- Born: 29 December 1783 Hirslanden (today part of Zürich), Switzerland
- Died: 22 September 1834 (aged 50) Richterswil, Switzerland
- Occupation: Landscape painter

= Johann Jakob Wetzel =

Swiss landscape painter (1783–1834)

Johann Jakob Wetzel (29 December 1783 – 22 September 1834) was a Swiss landscape painter. He is counted among the Swiss little masters, and his main work was the Voyages pittoresques aux lacs de la Suisse, a series of Swiss and Italian views published between 1817 and 1827.

== Biography ==

Wetzel was the son of a master turner. In 1813 he married Emerentiana Ziegler, daughter of Jakob Christoph, keeper of the Schützen inn. He trained under Johann Heinrich Bleuler (1794–1797) and then at the art workshop of Johannes Walser at Herisau, where he worked for Gabriel Lory father and son. After a period with the publisher Osterwald at Neuchâtel (1809), he returned to Zürich in 1810 and worked as an independent landscape painter. He was a member of the Zürich artists' society from 1813.

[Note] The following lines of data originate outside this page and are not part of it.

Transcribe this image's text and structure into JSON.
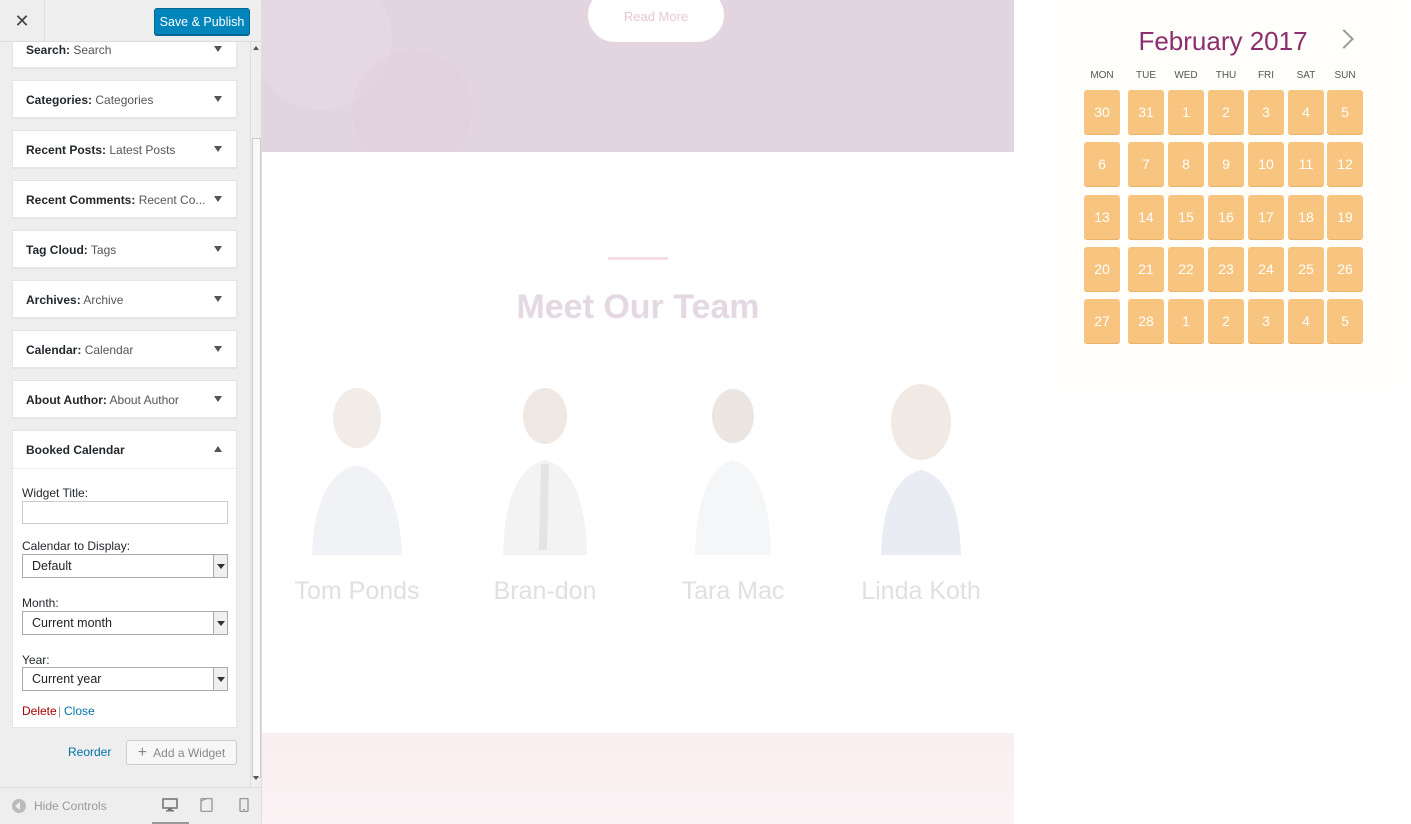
{
  "header": {
    "close_label": "✕",
    "publish_label": "Save & Publish"
  },
  "widgets": [
    {
      "type": "Search:",
      "title": "Search"
    },
    {
      "type": "Categories:",
      "title": "Categories"
    },
    {
      "type": "Recent Posts:",
      "title": "Latest Posts"
    },
    {
      "type": "Recent Comments:",
      "title": "Recent Co..."
    },
    {
      "type": "Tag Cloud:",
      "title": "Tags"
    },
    {
      "type": "Archives:",
      "title": "Archive"
    },
    {
      "type": "Calendar:",
      "title": "Calendar"
    },
    {
      "type": "About Author:",
      "title": "About Author"
    }
  ],
  "booked": {
    "heading": "Booked Calendar",
    "widget_title_label": "Widget Title:",
    "widget_title_value": "",
    "calendar_label": "Calendar to Display:",
    "calendar_value": "Default",
    "month_label": "Month:",
    "month_value": "Current month",
    "year_label": "Year:",
    "year_value": "Current year",
    "delete_label": "Delete",
    "separator": "|",
    "close_label": "Close"
  },
  "footer": {
    "reorder_label": "Reorder",
    "add_widget_label": "Add a Widget",
    "hide_controls_label": "Hide Controls"
  },
  "preview": {
    "read_more_label": "Read More",
    "team_title": "Meet Our Team",
    "members": [
      {
        "name": "Tom Ponds"
      },
      {
        "name": "Bran-don"
      },
      {
        "name": "Tara Mac"
      },
      {
        "name": "Linda Koth"
      }
    ]
  },
  "calendar": {
    "title": "February 2017",
    "weekdays": [
      "MON",
      "TUE",
      "WED",
      "THU",
      "FRI",
      "SAT",
      "SUN"
    ],
    "weeks": [
      [
        "30",
        "31",
        "1",
        "2",
        "3",
        "4",
        "5"
      ],
      [
        "6",
        "7",
        "8",
        "9",
        "10",
        "11",
        "12"
      ],
      [
        "13",
        "14",
        "15",
        "16",
        "17",
        "18",
        "19"
      ],
      [
        "20",
        "21",
        "22",
        "23",
        "24",
        "25",
        "26"
      ],
      [
        "27",
        "28",
        "1",
        "2",
        "3",
        "4",
        "5"
      ]
    ],
    "colors": {
      "day_bg": "#f7c57f",
      "title": "#8b2f6e"
    }
  }
}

His main work, the Voyages pittoresques aux lacs de la Suisse, appeared between 1817 and 1827 at Orell Füssli. It is a series of 137 views of Switzerland and Italy, engraved in aquatint notably by Franz Hegi. He also produced wash drawings, watercolors, and watercolored etchings. Wetzel is counted among the Swiss little masters.